The Mountain West Conference has never been stronger, yet it’s only sending three teams to the NCAA tournament and one of them — No. 8 BYU — is leaving the league after this season.
Moreover, the Cougars are not the same dominant team heading into the NCAA tournament without suspended post player Brandon Davies.
The MWC ranked fourth in the RPI this year, behind the Big East, Big Ten and Big 12, which received 11, seven and five bids, respectively. The ACC (four) and SEC (six) also received more bids than the MWC.
New Mexico coach Steve Alford lobbied for greater respect heading into the league tournament in Las Vegas, but his conference’s chances of getting four teams in the NCAA tournament for the second straight year took a dive when the Lobos’ pinballing point guard Dairese Gary blew out his right knee in their semifinal game against BYU Friday night.
With Gary out, the Lobos were unable to beat BYU for a third time, and the Cougars (30-4) advanced to the championship, where they were lambasted by No. 7 San Diego State 72-54 Saturday night.
The Aztecs (32-2), who avenged BYU’s sweep in conference play, earned the conference’s automatic bid and on Sunday earned the 12-year-old league’s highest seeding ever when they were announced as the No. 2 seed in the West. They’ll face Big Sky champion Northern Colorado (21-12) Thursday in Tucson, Ariz.
Two weeks ago, BYU was ranked third in the country and had designs on a top overall seed. But without Davies, they’ve slipped to eighth in the rankings and earned a No. 3 seed in the Southwest. The Cougars will face Wofford (21-12) Thursday in Denver.
UNLV (24-8) is the eighth seed in the Southwest and will face Illinois (19-13) Friday in Tulsa, Okla.
New Mexico and Colorado State are likely headed for the NIT, and Air Force (15-15) will face North Dakota (19-14) on Tuesday in the first round of the CollegeInsider.com tournament. Those teams haven’t met since 1965.
Before this year, the highest an MWC team had ever been placed was New Mexico’s No. 3 seeding last year. The deepest a league school has ever gone in the NCAA tournament is trips to the Sweet 16 by Utah in 2005 and UNLV in 2007.
Two weeks ago, BYU looked like a Final Four favorite. Then came Davies’ suspension for violating the school’s honor code and BYU’s subsequent shift to a four-guard lineup.
They were 27-2 with Davies and are 3-2 without him, with their two losses coming to New Mexico and San Diego by 18 points each.
Now, national scoring leader Jimmer Fredette, who scored a career-best 52 points in the semis, will try to guide the Cougars at least as far as Danny Ainge did in 1981, when they reached the round of 8.
Without Davies, the Cougars sport a smaller lineup that was no match for the longer, deeper, faster Aztecs. And any team with size and speed in the NCAAs could counter Fredette’s explosive scoring.
"It’s a big factor. He’s a key player on that team," San Diego State forward Billy White said. "We took advantage of that and crashed the boards, just played San Diego State basketball.
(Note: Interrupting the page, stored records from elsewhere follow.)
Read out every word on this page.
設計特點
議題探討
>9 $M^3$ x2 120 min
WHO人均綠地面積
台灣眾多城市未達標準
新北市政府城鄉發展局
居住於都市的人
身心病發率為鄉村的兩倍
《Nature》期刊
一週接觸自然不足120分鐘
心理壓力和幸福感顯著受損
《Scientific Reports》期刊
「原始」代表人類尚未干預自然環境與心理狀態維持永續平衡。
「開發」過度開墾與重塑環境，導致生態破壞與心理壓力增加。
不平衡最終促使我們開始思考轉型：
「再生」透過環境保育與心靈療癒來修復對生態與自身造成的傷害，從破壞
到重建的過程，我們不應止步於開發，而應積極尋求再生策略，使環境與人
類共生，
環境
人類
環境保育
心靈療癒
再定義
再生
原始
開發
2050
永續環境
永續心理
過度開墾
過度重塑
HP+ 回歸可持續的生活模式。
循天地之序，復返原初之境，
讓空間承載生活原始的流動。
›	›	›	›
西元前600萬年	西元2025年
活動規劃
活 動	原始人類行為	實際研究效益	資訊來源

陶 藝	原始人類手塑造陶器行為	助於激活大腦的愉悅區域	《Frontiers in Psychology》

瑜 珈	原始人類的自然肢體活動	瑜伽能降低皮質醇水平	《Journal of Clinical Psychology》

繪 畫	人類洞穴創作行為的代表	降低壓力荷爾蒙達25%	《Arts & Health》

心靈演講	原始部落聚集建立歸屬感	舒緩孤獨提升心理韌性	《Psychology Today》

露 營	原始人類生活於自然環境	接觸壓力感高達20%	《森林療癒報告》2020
We knew if we just tried to contain Jimmer and tried to make everybody else shoot, we knew that we had the game."
Without Davies, the Cougars were outscored by the Aztecs 38-14 in the paint, and they shot just 32 percent.
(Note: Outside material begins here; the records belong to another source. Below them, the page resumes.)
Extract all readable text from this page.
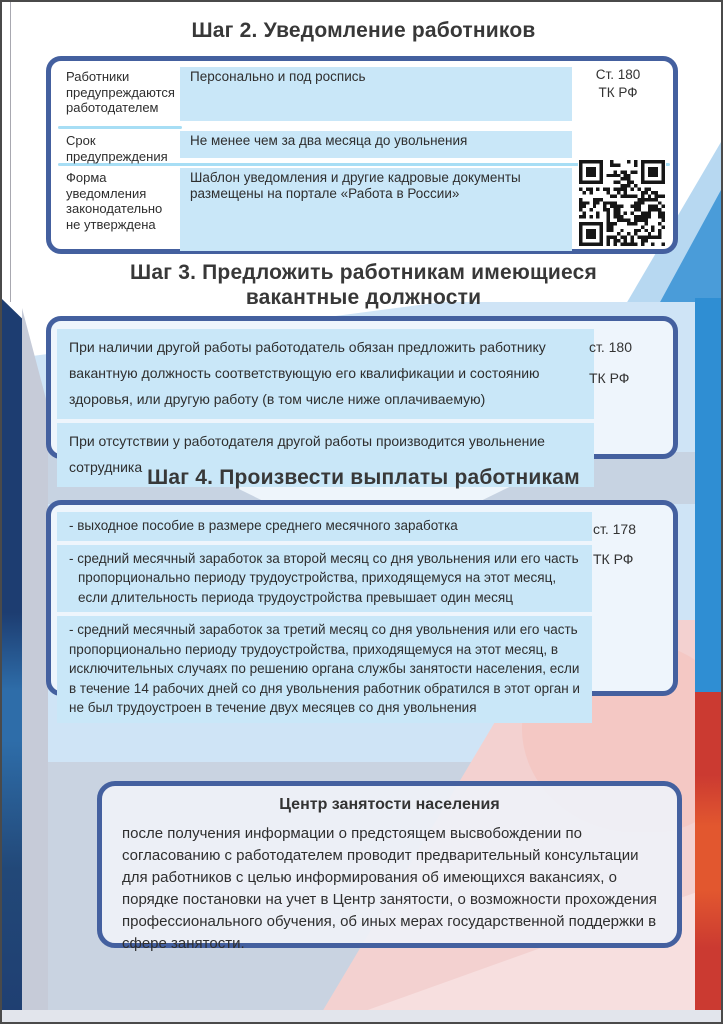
Шаг 2. Уведомление работников
Работники предупреждаются работодателем
Персонально и под роспись
Срок предупреждения
Не менее чем за два месяца до увольнения
Форма уведомления законодательно не утверждена
Шаблон уведомления и другие кадровые документы размещены на портале «Работа в России»
Ст. 180
ТК РФ
Шаг 3. Предложить работникам имеющиеся
вакантные должности
При наличии другой работы работодатель обязан предложить работнику вакантную должность соответствующую его квалификации и состоянию здоровья, или другую работу (в том числе ниже оплачиваемую)
При отсутствии у работодателя другой работы производится увольнение сотрудника
ст. 180
ТК РФ
Шаг 4. Произвести выплаты работникам
- выходное пособие в размере среднего месячного заработка
- средний месячный заработок за второй месяц со дня увольнения или его часть пропорционально периоду трудоустройства, приходящемуся на этот месяц, если длительность периода трудоустройства превышает один месяц
- средний месячный заработок за третий месяц со дня увольнения или его часть пропорционально периоду трудоустройства, приходящемуся на этот месяц, в исключительных случаях по решению органа службы занятости населения, если в течение 14 рабочих дней со дня увольнения работник обратился в этот орган и не был трудоустроен в течение двух месяцев со дня увольнения
ст. 178
ТК РФ
Центр занятости населения
после получения информации о предстоящем высвобождении по согласованию с работодателем проводит предварительный консультации для работников с целью информирования об имеющихся вакансиях, о порядке постановки на учет в Центр занятости, о возможности прохождения профессионального обучения, об иных мерах государственной поддержки в сфере занятости.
In addition to BYU bolting to the West Coast Conference this summer, Utah is leaving for the Pac-12, and losing both teams from the "Beehive State" is a big blow to the MWC.
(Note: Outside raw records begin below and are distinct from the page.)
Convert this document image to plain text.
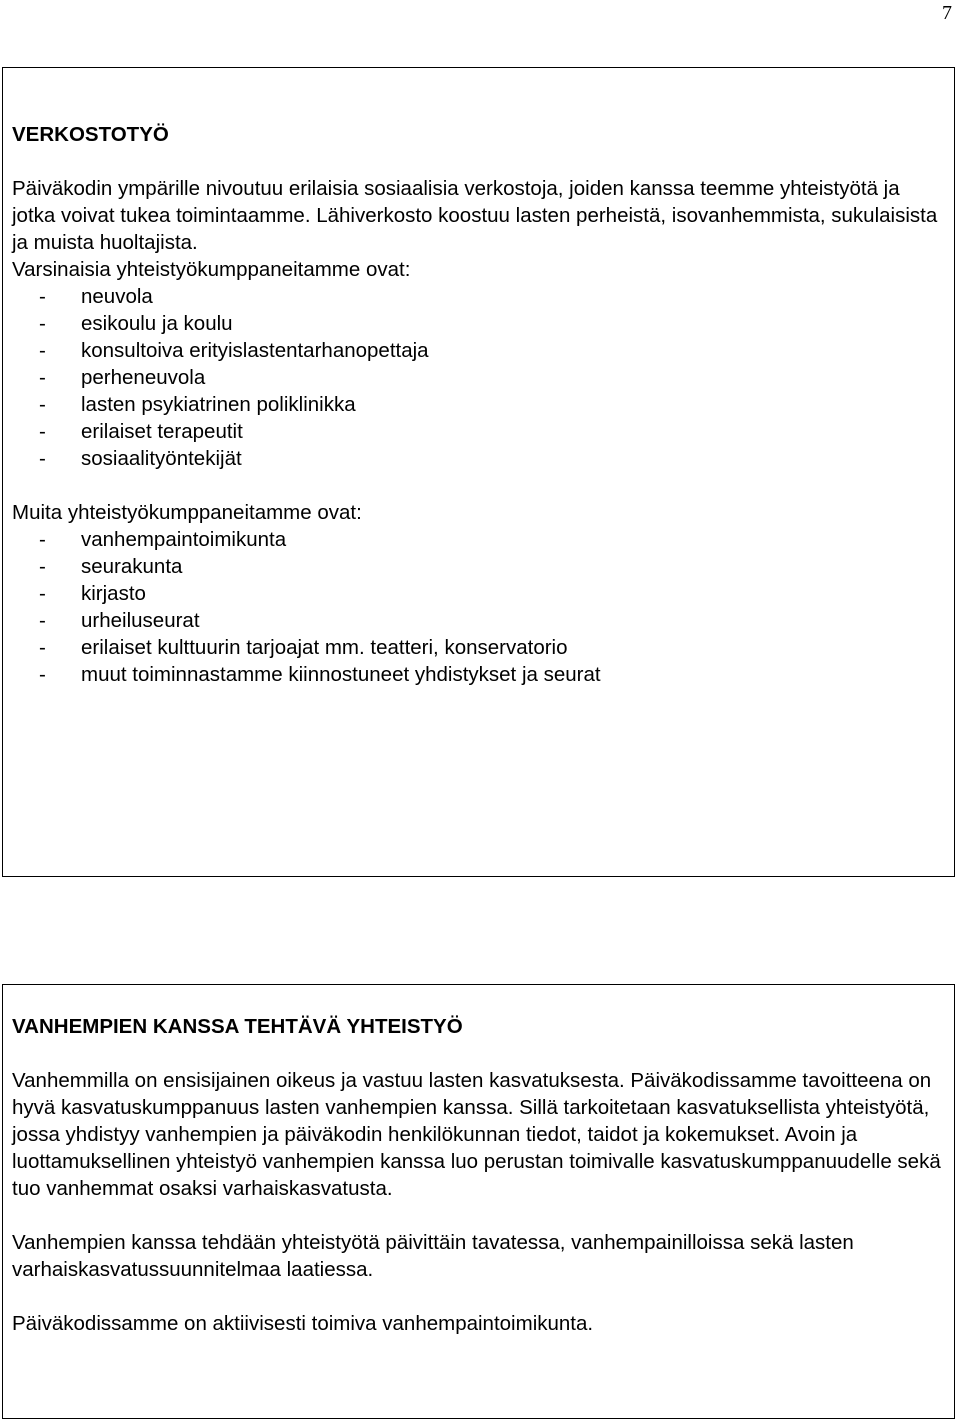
7
VERKOSTOTYÖ

Päiväkodin ympärille nivoutuu erilaisia sosiaalisia verkostoja, joiden kanssa teemme yhteistyötä ja jotka voivat tukea toimintaamme. Lähiverkosto koostuu lasten perheistä, isovanhemmista, sukulaisista ja muista huoltajista.

Varsinaisia yhteistyökumppaneitamme ovat:

-	neuvola
-	esikoulu ja koulu
-	konsultoiva erityislastentarhanopettaja
-	perheneuvola
-	lasten psykiatrinen poliklinikka
-	erilaiset terapeutit
-	sosiaalityöntekijät

Muita yhteistyökumppaneitamme ovat:

-	vanhempaintoimikunta
-	seurakunta
-	kirjasto
-	urheiluseurat
-	erilaiset kulttuurin tarjoajat mm. teatteri, konservatorio
-	muut toiminnastamme kiinnostuneet yhdistykset ja seurat
VANHEMPIEN KANSSA TEHTÄVÄ YHTEISTYÖ

Vanhemmilla on ensisijainen oikeus ja vastuu lasten kasvatuksesta. Päiväkodissamme tavoitteena on hyvä kasvatuskumppanuus lasten vanhempien kanssa. Sillä tarkoitetaan kasvatuksellista yhteistyötä, jossa yhdistyy vanhempien ja päiväkodin henkilökunnan tiedot, taidot ja kokemukset. Avoin ja luottamuksellinen yhteistyö vanhempien kanssa luo perustan toimivalle kasvatuskumppanuudelle sekä tuo vanhemmat osaksi varhaiskasvatusta.

Vanhempien kanssa tehdään yhteistyötä päivittäin tavatessa, vanhempainilloissa sekä lasten varhaiskasvatussuunnitelmaa laatiessa.

Päiväkodissamme on aktiivisesti toimiva vanhempaintoimikunta.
"They’ve been great members. Two storied programs. Two outstanding programs," UNLV coach Lon Kruger said. "We’ll miss those programs but this will be a great league and other teams coming in are terrific and we’ll move forward and we wish Utah and BYU great success in the leagues they’re going to, and we know the league as it goes forward the Mountain West Conference will be very, very tough."
Boise State, which lost to Utah State in the Western Athletic Conference championship game Saturday night, will replace BYU and Utah next year in the Mountain West.
The musical chairs aren’t over with: TCU leaves the league after next year, and Fresno State and Nevada come on board in 2011-12.
San Diego State coach Steve Fisher insists the league will be just fine through the next two years of change.
"Well, Vegas is going to be in it, New Mexico is going to be in it, we’re going to be in it, and they’re adding other teams, so we’ll have a league that we believe will be very formidable," he said. "How good remains to be seen. We’re losing two very good programs with some history about them, and yet we’re gaining some teams that are also proud. I think we’ll continue to have a really good league."
Alford knows there will be some growing pains.
"Losing two institutions and just gaining one, I think we’ve got a year of transition next year that we’ve got to be extremely careful about," he said. "And then the next year adding two I think quality institutions will really help from that standpoint. Next year we’re in a year of transition. It’s going to be an interesting year."